Why would a greedy company ever intentionally reduce the value to $0 via destruction instead of selling it for $10M?

10M sale plus a 80M deduction is far better than a $90M deduction.



I already answered that. Because the value of doing so is greater than $10 million. Hence, the value of the movie is NOT $0, even when it is deleted they still retain the exclusive rights and that has value. So to say the value is $0 is a lie. When the movie studio claims “Oh boo hoo our movie is worth $0 we need to write it all off” They are lying and the IRS should call it for the bullshit it is and make them take a smaller reduction for the expenses minus the residual value of the movie.


I think you fundamentally misunderstand what's being written down to zero. The movie is being written down to zero, not all of these extended rights and IP you're talking about.

That's how a company can lose more money on a $10 million sale then deleting it. If you have to include more than $10 worth of IP or obligations with the sale is a negative return. Alternatively, selling a movie could cost you more than $10 million in losses on a different movie.

These are all legitimate reasons to destroy instead of sell it. Avoiding costs are fundamentally different than increased Revenue for the purpose of taxes, even if they're monetary value is the same. Cost avoidance is not taxable value creation.

I can save $20 in laundry fees by not shitting in my bed, but I don't pay taxes on the value I saved. This is for two reasons. First, I'm no richer off after not shitting in my bed then I was before. Second, the alternative is I would have to pay taxes on every second of every day I chose not to shit in my bed.

I don't think that any retained rights are being valued at zero, besides the distribution rights to a a movie that doesn't exist.

If they keep the rights to develop a script, for example, that would have some tiny residual value.
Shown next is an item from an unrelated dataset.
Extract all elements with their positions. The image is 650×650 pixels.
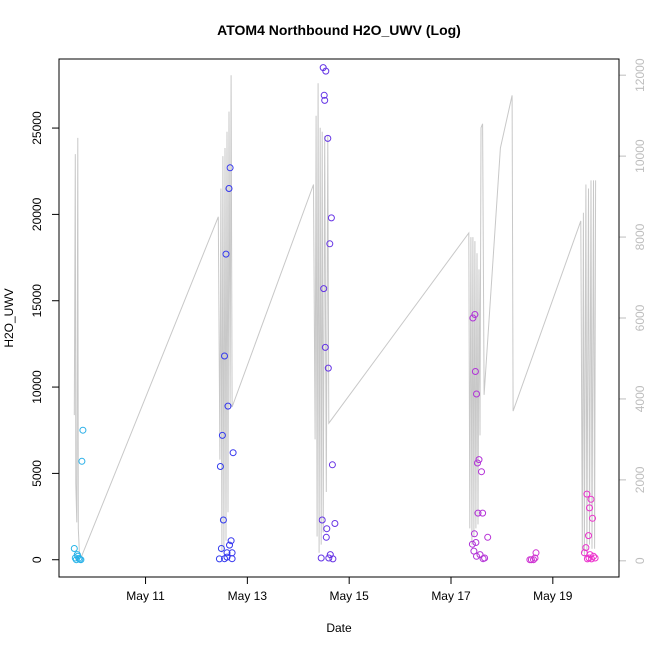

They’re not avoiding any costs by selling the movie. They would just have a smaller loss than if they didn’t sell it. They don’t have to sell the entire rights to the underlying IP, just the one movie. Nobody is taxing anyone for avoiding losses.

You clearly have some kind of philosophical objection to taxes in general and a very confused notion that companies are allowed to just deduct anything they want without any restrictions and that is not how this works in the slightest.

This isn’t complicated. If you make a movie and release it and nobody goes to see, ok you lost money, write it off. If you make a movie and it’s not working out and you sell the rights to someone else to cut your losses, ok you lost money, write it off. If you make a movie and then you’re like “jk lol I just want tax deductionz plz.” No, screw you. You’re just playing games with the tax system instead of making movies, so fuck off.